The idea of dissonance-based therapy is to address a person's "competing ideas," explained lead study author Karen S. Mitchell of Virginia Commonwealth University in Richmond. An example would be women who are unhappy with their body size, but know that society's "ideal" for the female body is unhealthy.

The therapy involved group discussions that focused on topics like the negative consequences of the "thin-ideal" and media images of women. At the end of the study, the women showed improvements in measures of body image, unhealthy eating and weight-control habits, and anxiety. The results are encouraging, Mitchell told Reuters Health. Similar group meetings, she said, could be offered on college campuses to help female students with body-image and eating issues.
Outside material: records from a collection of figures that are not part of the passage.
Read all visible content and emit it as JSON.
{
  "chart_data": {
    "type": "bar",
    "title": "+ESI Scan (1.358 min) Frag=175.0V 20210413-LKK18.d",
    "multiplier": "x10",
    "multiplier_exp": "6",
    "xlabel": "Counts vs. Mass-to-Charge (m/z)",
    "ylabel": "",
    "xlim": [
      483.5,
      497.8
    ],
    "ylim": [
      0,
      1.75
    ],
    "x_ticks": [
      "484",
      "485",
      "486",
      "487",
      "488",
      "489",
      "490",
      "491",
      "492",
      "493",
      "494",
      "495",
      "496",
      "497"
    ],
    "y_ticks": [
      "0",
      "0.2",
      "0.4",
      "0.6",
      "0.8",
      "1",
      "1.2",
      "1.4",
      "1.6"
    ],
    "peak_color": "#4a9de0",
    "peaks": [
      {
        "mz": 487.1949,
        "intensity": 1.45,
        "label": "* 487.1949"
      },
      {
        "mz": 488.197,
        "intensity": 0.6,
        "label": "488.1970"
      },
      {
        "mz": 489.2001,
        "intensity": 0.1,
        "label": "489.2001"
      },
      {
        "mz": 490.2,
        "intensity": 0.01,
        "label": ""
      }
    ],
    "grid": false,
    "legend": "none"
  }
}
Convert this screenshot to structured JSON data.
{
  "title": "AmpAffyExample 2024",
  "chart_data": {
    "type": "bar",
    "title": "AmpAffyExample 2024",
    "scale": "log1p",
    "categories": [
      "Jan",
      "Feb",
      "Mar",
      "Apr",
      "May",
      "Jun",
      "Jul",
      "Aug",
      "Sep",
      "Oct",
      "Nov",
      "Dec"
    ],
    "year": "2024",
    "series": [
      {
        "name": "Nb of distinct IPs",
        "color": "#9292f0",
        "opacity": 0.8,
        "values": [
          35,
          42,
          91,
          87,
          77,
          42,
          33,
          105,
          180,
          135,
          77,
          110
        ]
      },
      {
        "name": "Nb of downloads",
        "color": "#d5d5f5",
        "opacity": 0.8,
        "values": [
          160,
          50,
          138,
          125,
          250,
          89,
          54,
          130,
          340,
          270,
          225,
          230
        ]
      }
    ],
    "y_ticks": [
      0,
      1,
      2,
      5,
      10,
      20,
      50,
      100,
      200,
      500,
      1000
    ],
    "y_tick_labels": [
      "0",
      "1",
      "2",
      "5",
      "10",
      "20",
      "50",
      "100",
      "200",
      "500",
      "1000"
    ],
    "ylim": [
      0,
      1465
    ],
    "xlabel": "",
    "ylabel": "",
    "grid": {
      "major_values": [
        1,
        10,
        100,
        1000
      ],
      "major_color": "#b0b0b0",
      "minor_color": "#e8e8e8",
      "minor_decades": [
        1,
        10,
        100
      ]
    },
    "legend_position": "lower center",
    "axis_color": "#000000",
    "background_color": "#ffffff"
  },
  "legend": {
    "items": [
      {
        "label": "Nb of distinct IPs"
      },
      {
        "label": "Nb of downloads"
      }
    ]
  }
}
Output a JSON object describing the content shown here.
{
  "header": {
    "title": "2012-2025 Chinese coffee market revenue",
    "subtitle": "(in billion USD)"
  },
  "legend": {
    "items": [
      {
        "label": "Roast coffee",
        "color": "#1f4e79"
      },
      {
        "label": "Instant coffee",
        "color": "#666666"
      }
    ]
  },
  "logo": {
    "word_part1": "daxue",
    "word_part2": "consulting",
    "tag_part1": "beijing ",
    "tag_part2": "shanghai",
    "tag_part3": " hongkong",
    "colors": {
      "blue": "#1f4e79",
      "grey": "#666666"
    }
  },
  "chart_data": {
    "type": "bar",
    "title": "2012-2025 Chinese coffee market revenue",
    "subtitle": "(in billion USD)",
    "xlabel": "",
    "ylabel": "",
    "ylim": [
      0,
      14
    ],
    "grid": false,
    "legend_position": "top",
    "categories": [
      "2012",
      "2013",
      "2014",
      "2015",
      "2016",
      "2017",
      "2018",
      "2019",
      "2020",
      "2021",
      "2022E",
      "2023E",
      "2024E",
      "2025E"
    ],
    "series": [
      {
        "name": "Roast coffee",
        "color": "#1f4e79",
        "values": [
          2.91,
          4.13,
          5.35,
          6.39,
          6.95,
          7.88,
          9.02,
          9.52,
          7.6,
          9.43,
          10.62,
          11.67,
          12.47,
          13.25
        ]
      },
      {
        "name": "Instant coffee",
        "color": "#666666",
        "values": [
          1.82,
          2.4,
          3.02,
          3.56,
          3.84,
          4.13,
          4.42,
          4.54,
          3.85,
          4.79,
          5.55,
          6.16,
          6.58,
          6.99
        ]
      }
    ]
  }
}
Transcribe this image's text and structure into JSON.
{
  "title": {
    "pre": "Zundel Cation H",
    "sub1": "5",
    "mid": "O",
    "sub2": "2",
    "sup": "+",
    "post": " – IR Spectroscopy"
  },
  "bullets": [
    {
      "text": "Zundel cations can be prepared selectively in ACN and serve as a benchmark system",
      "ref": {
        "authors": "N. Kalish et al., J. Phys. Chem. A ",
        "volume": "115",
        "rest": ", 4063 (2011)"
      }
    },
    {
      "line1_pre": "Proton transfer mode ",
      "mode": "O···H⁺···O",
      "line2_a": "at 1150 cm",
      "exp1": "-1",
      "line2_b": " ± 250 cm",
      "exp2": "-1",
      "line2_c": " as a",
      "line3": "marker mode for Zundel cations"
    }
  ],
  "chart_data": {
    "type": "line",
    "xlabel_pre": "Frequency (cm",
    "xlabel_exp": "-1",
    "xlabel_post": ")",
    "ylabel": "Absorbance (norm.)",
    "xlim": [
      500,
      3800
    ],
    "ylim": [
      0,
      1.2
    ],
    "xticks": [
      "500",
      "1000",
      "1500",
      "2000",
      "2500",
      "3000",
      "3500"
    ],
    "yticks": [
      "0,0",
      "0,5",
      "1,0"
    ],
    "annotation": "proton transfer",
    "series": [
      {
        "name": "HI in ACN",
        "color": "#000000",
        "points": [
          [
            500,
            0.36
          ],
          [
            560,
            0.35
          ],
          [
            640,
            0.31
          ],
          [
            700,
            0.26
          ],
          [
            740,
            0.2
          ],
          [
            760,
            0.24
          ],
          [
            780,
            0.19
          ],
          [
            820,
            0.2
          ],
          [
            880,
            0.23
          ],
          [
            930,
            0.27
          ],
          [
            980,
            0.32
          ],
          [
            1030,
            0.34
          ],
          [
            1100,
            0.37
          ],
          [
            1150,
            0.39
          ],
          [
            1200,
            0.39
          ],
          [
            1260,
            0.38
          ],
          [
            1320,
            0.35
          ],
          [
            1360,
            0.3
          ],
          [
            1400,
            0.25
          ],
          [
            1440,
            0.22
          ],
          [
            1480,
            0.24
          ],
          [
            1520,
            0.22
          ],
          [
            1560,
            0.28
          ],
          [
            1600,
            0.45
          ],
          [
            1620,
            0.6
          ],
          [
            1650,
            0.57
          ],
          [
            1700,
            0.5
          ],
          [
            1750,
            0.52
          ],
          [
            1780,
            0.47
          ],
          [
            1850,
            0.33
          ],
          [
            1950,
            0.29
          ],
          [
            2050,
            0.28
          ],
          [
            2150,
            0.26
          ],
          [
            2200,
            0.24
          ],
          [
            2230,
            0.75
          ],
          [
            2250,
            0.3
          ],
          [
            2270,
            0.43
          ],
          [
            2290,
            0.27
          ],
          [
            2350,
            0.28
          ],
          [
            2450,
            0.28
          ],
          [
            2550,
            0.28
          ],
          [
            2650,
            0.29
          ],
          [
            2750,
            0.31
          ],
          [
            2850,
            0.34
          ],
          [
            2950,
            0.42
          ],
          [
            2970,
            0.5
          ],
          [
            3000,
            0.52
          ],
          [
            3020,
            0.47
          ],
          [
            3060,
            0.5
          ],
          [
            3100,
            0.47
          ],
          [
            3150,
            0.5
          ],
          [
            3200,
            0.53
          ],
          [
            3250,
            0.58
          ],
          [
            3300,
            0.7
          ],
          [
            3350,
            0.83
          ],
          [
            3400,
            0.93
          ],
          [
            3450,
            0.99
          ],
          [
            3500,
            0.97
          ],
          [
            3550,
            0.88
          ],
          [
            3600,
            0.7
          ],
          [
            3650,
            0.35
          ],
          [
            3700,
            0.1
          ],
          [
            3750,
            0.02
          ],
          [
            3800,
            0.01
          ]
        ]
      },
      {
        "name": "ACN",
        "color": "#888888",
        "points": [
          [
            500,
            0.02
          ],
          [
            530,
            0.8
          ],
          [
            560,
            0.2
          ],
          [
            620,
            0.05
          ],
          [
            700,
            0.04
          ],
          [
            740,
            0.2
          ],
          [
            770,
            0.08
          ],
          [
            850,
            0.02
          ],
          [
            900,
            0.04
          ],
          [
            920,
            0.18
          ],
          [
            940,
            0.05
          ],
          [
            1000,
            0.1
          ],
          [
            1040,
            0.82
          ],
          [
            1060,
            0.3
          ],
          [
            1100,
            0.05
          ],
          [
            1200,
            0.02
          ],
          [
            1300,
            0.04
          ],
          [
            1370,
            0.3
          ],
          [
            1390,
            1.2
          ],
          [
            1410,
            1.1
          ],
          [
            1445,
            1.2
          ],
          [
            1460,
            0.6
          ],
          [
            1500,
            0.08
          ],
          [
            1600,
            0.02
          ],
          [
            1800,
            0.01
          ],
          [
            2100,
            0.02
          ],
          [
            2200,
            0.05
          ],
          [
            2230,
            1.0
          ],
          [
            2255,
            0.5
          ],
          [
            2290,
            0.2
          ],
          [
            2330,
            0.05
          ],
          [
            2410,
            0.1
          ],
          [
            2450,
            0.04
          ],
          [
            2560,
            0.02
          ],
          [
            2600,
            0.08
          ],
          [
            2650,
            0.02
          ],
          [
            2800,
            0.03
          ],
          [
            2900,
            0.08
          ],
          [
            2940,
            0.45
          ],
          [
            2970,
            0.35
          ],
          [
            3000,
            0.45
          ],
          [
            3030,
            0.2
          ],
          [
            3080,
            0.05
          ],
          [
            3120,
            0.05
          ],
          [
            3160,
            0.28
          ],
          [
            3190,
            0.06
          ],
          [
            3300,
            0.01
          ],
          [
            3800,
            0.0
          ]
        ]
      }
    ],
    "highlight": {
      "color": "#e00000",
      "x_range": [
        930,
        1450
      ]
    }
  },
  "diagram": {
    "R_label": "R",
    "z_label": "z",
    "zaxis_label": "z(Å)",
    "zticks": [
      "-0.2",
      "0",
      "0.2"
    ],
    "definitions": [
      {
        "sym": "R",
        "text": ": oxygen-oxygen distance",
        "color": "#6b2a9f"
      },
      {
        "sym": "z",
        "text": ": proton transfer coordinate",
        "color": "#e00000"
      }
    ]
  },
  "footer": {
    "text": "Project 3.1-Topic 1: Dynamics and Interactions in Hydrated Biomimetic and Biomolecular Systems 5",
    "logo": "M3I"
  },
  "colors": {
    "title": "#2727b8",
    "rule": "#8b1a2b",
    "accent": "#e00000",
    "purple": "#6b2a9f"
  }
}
Women with full-blown eating disorders would need more intensive therapy, however, Mitchell noted.

Unlike the dissonance-based therapy, she noted, the yoga classes were not specifically geared toward body image and unhealthy dieting. Among the goals of yoga are a calmer mind and self-acceptance, but that addresses disordered eating in a much more "indirect" way than the dissonance-based therapy did, Mitchell and her colleagues point out.

More research, Mitchell said, should continue to look at the effects of yoga on body dissatisfaction.